Technically, EUR/USD has declined to around 1.1546 and remains well below the 200-day, 50-day and 20-day moving averages clustered near 1.17–1.18. The RSI near 34 signals oversold conditions within an established downtrend. We expect the next directional move to depend heavily on developments in energy markets. A retreat in crude prices below the $100 threshold could ease pressure on the eurozone and allow weak US labour data to become the dominant driver. However, if geopolitical tensions persist and energy prices remain elevated, we see continued downside pressure on the pair.
USD / JPY

Source: Massive (polygon.io)
USD/JPY continues to be driven primarily by interest rate differentials rather than energy prices, despite oil dominating the broader macro narrative. We see US Treasury yields rising as inflation expectations have been revised higher, which has significantly altered expectations for Federal Reserve easing. Markets now price only around 26.5 basis points of rate cuts for the entirety of 2026, a notable shift from earlier expectations for multiple reductions.
Meanwhile, the Bank of Japan’s policy rate remains at 0.75% following its December increase. This still leaves a wide yield differential favouring dollar-denominated assets over yen instruments. As a result, we expect carry-trade dynamics to continue supporting USD/JPY in the near term.
From a technical perspective, the pair is trading near 159, well above key moving averages including the 200-day SMA around 152.80. The daily RSI at roughly 67.8 indicates firm momentum without yet entering extreme overbought territory. We see the January high near 159.34 as the key resistance level. A decisive break above this level could open the path toward the psychological 160 handle and potentially the historical peak near 162. However, we expect stretched positioning and any shift in stagflation pricing to present risks of a corrective move back toward initial support around 158.30.
GBP / USD

Source: Massive (polygon.io)
GBP/USD is trading within a challenging macro environment shaped by weakening US labour data, elevated energy prices and persistent geopolitical risk.
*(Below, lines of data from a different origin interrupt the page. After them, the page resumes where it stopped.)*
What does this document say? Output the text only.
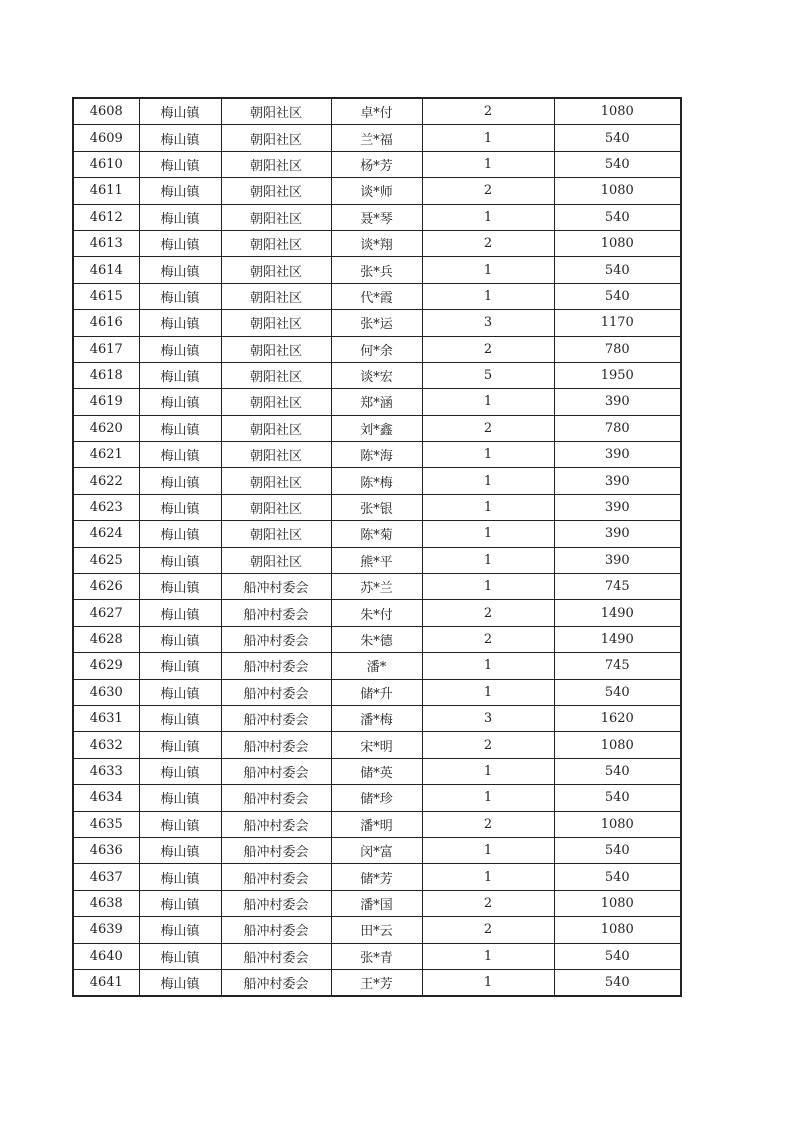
4608	梅山镇	朝阳社区	卓*付	2	1080
4609	梅山镇	朝阳社区	兰*福	1	540
4610	梅山镇	朝阳社区	杨*芳	1	540
4611	梅山镇	朝阳社区	谈*师	2	1080
4612	梅山镇	朝阳社区	聂*琴	1	540
4613	梅山镇	朝阳社区	谈*翔	2	1080
4614	梅山镇	朝阳社区	张*兵	1	540
4615	梅山镇	朝阳社区	代*霞	1	540
4616	梅山镇	朝阳社区	张*运	3	1170
4617	梅山镇	朝阳社区	何*余	2	780
4618	梅山镇	朝阳社区	谈*宏	5	1950
4619	梅山镇	朝阳社区	郑*涵	1	390
4620	梅山镇	朝阳社区	刘*鑫	2	780
4621	梅山镇	朝阳社区	陈*海	1	390
4622	梅山镇	朝阳社区	陈*梅	1	390
4623	梅山镇	朝阳社区	张*银	1	390
4624	梅山镇	朝阳社区	陈*菊	1	390
4625	梅山镇	朝阳社区	熊*平	1	390
4626	梅山镇	船冲村委会	苏*兰	1	745
4627	梅山镇	船冲村委会	朱*付	2	1490
4628	梅山镇	船冲村委会	朱*德	2	1490
4629	梅山镇	船冲村委会	潘*	1	745
4630	梅山镇	船冲村委会	储*升	1	540
4631	梅山镇	船冲村委会	潘*梅	3	1620
4632	梅山镇	船冲村委会	宋*明	2	1080
4633	梅山镇	船冲村委会	储*英	1	540
4634	梅山镇	船冲村委会	储*珍	1	540
4635	梅山镇	船冲村委会	潘*明	2	1080
4636	梅山镇	船冲村委会	闵*富	1	540
4637	梅山镇	船冲村委会	储*芳	1	540
4638	梅山镇	船冲村委会	潘*国	2	1080
4639	梅山镇	船冲村委会	田*云	2	1080
4640	梅山镇	船冲村委会	张*青	1	540
4641	梅山镇	船冲村委会	王*芳	1	540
February’s nonfarm payroll report showed a contraction of 92,000 jobs, marking the fifth negative reading in nine months, while downward revisions have reduced twelve-month job creation to approximately 156,000. Under normal conditions, we would expect such labour market weakness to weigh on the dollar and support sterling.
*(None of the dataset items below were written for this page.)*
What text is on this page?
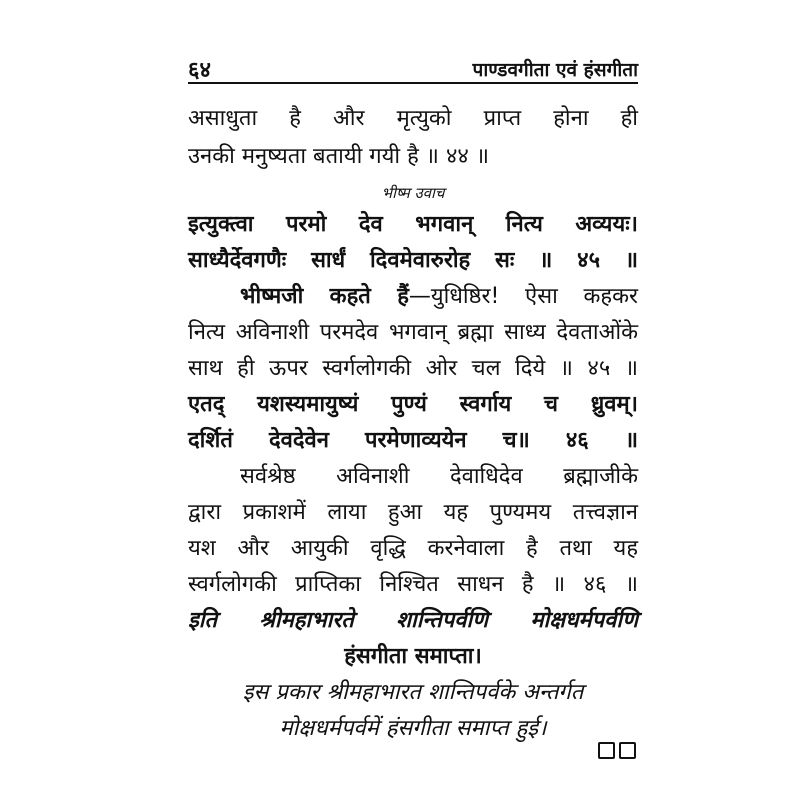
६४	पाण्डवगीता एवं हंसगीता
असाधुता है और मृत्युको प्राप्त होना ही
उनकी मनुष्यता बतायी गयी है ॥ ४४ ॥
भीष्म उवाच
इत्युक्त्वा परमो देव भगवान् नित्य अव्ययः।
साध्यैर्देवगणैः सार्धं दिवमेवारुरोह सः ॥ ४५ ॥
भीष्मजी कहते हैं—युधिष्ठिर! ऐसा कहकर
नित्य अविनाशी परमदेव भगवान् ब्रह्मा साध्य देवताओंके
साथ ही ऊपर स्वर्गलोगकी ओर चल दिये ॥ ४५ ॥
एतद् यशस्यमायुष्यं पुण्यं स्वर्गाय च ध्रुवम्।
दर्शितं देवदेवेन परमेणाव्ययेन च॥ ४६ ॥
सर्वश्रेष्ठ अविनाशी देवाधिदेव ब्रह्माजीके
द्वारा प्रकाशमें लाया हुआ यह पुण्यमय तत्त्वज्ञान
यश और आयुकी वृद्धि करनेवाला है तथा यह
स्वर्गलोगकी प्राप्तिका निश्चित साधन है ॥ ४६ ॥
इति श्रीमहाभारते शान्तिपर्वणि मोक्षधर्मपर्वणि
हंसगीता समाप्ता।
इस प्रकार श्रीमहाभारत शान्तिपर्वके अन्तर्गत
मोक्षधर्मपर्वमें हंसगीता समाप्त हुई।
However, we see the Federal Reserve facing a complex policy dilemma. Persistently high oil prices above $100 per barrel are sustaining inflation concerns, limiting the scope for near-term policy easing despite the soft labour backdrop. As a result, the dollar continues to draw support from both elevated yields and safe-haven demand.
Technically, GBP/USD remains vulnerable, trading near 1.3380 and firmly below both the 30-day VWAP and the 50-day SMA around 1.3500. The RSI near 43 reflects ongoing bearish momentum following the sharp 3.3% decline from late-January highs near 1.3850. We expect support near the 1.3290 zone to remain the next key test, with a break exposing the November low around 1.3015.
The Bank of England faces its own difficult policy trade-off. We see weakening employment conditions combined with rising import prices creating a stagflation-like environment that limits the scope for aggressive easing. At the same time, the government’s delay in implementing household energy support adds uncertainty to consumption dynamics. Unless geopolitical tensions ease materially or the Federal Reserve pivots decisively toward easing, we expect GBP/USD to remain under structural pressure in the near term.